On the Crayola spectrum since 1949 and named for an Italian town, the vivid Magenta is another Harry Potter name (remember eerie artist Magenta Comstock?) ripe for wider use, especially with its cool Mag nickname possibilities. In 1972 it was rechristened Hot Magenta.
Maize was produced from 1949 to 1990—sometimes called Gold or Golden Ochre—and replaced in 1990 by Dandelion. Maize pops up as a baby name possibility every Thanksgiving, via its place on the holiday table, but has found few takers.
Olive was another of the 1949 batch, not surprising in the post-World War II era recalling military olive drab uniforms. With the massive success of Olivia, Olive has also been climbing the charts. A Top 100 name at the end of the 19th century, it’s now back up to #264 and climbing, used by Drew Barrymore, and Isla Fisher and Sacha Baron Cohen.
Orchid, too, was part of the 1949 Crayola expansion. This exotic bloom has always projected an image of swank and sophistication; in the language of flowers it symbolizes love and beauty. It could make an evocative middle, if not a daring first.
Plum joined the purple hue group in 1948 and has survived all the various color name purges. Plum is a wonderfully juicy and positive name, perfect as a middle choice, which is just what Moon Zappa made for her daughter Matilda.

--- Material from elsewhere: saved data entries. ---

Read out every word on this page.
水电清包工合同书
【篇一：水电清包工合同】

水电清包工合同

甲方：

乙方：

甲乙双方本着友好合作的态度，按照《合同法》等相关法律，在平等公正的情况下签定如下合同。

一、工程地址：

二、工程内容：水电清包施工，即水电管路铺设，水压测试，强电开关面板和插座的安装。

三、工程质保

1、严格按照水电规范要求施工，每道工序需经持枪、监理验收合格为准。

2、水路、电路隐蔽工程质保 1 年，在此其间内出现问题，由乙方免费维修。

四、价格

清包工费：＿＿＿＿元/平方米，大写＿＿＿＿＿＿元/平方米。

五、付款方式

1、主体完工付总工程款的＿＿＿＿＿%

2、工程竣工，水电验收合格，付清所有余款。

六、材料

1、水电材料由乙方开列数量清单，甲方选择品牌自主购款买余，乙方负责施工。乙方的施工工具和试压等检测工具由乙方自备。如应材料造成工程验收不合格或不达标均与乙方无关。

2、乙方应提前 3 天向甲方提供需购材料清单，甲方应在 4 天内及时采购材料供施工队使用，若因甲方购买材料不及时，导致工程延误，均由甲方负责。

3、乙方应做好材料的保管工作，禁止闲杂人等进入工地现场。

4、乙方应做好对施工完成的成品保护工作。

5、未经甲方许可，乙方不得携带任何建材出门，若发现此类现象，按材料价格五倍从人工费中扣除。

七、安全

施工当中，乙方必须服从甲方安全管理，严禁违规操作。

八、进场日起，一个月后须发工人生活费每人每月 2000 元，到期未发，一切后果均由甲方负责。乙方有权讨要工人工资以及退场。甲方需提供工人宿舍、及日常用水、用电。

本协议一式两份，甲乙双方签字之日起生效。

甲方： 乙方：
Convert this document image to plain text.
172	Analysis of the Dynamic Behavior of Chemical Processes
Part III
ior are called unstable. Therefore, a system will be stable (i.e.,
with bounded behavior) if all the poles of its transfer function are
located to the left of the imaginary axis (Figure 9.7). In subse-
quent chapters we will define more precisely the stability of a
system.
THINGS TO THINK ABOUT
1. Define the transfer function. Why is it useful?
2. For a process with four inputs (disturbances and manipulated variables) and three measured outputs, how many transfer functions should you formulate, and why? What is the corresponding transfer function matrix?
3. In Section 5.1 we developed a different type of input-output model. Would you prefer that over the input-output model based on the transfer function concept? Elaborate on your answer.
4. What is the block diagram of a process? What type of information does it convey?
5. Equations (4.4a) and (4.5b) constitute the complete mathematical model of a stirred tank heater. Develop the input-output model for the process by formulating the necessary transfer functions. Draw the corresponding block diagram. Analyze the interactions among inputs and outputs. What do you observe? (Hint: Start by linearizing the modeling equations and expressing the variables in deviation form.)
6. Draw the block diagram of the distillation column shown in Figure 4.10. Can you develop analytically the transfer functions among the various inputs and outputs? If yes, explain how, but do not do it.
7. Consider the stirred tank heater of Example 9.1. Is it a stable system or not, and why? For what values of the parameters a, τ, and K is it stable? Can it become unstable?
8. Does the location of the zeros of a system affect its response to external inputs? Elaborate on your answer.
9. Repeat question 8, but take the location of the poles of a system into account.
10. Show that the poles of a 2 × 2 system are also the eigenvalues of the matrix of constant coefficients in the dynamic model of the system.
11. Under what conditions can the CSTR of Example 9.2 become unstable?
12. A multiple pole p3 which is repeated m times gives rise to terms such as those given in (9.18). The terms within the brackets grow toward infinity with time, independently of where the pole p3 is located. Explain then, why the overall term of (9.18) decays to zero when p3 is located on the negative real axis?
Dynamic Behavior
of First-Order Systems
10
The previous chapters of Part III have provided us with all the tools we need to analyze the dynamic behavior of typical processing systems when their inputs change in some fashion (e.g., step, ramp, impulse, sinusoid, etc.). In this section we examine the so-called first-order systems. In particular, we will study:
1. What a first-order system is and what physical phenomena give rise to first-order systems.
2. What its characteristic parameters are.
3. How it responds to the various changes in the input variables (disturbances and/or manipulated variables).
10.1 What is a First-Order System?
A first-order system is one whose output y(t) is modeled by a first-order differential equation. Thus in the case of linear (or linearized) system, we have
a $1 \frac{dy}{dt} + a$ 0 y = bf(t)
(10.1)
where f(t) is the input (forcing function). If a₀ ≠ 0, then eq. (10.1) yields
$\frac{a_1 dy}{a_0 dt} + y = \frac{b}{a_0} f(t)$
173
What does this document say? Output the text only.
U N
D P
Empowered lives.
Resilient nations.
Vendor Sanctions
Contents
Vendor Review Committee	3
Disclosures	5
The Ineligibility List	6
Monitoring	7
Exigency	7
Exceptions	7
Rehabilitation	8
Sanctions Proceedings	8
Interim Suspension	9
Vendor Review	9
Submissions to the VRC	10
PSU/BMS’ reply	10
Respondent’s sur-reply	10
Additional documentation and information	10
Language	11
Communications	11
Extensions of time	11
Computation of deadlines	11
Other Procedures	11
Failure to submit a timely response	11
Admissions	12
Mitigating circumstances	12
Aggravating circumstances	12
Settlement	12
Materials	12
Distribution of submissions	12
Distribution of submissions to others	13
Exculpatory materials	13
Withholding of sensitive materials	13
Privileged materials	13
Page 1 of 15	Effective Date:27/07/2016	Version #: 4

Briefly known as “Torch Red,” Scarlet didn’t have a Crayola identity until 2000. As a name, it has been surpassed by the O’Hara/Johansson double-t version, which is a Top 25 name, but the color version spelling is still liked by enough parents (including Sylvester Stallone) to bring it to Number 376.
Burnt Sienna came on board in 1903, Raw Sienna in 1958—all long before Sienna was considered a feasible baby name. It derives from the color of the clay found in the Italian city and now, thanks in part to Sienna Miller, is up at Number 229 in the US, 17 in Australia, 20 in England and 71 on Nameberry. Kevin James and Ellen Pompeo both have daughters named Sienna.
Teal was an option from 1990 to 2003, when it was replaced by the jazzier Wild Blue Yonder. As a name, Teal has a lot to recommend it, being a bird name as well as a deep blue-green color. It would make an ideal middle name choice.
I remember as a child loving the evocative sound of Umber—especially when combined with the word Burnt. (Burnt Umber, Burnt Sienna). In names, Amber has been a constant on the popularity list, the smoldering Ember is now at Number 366—and Umber could be next.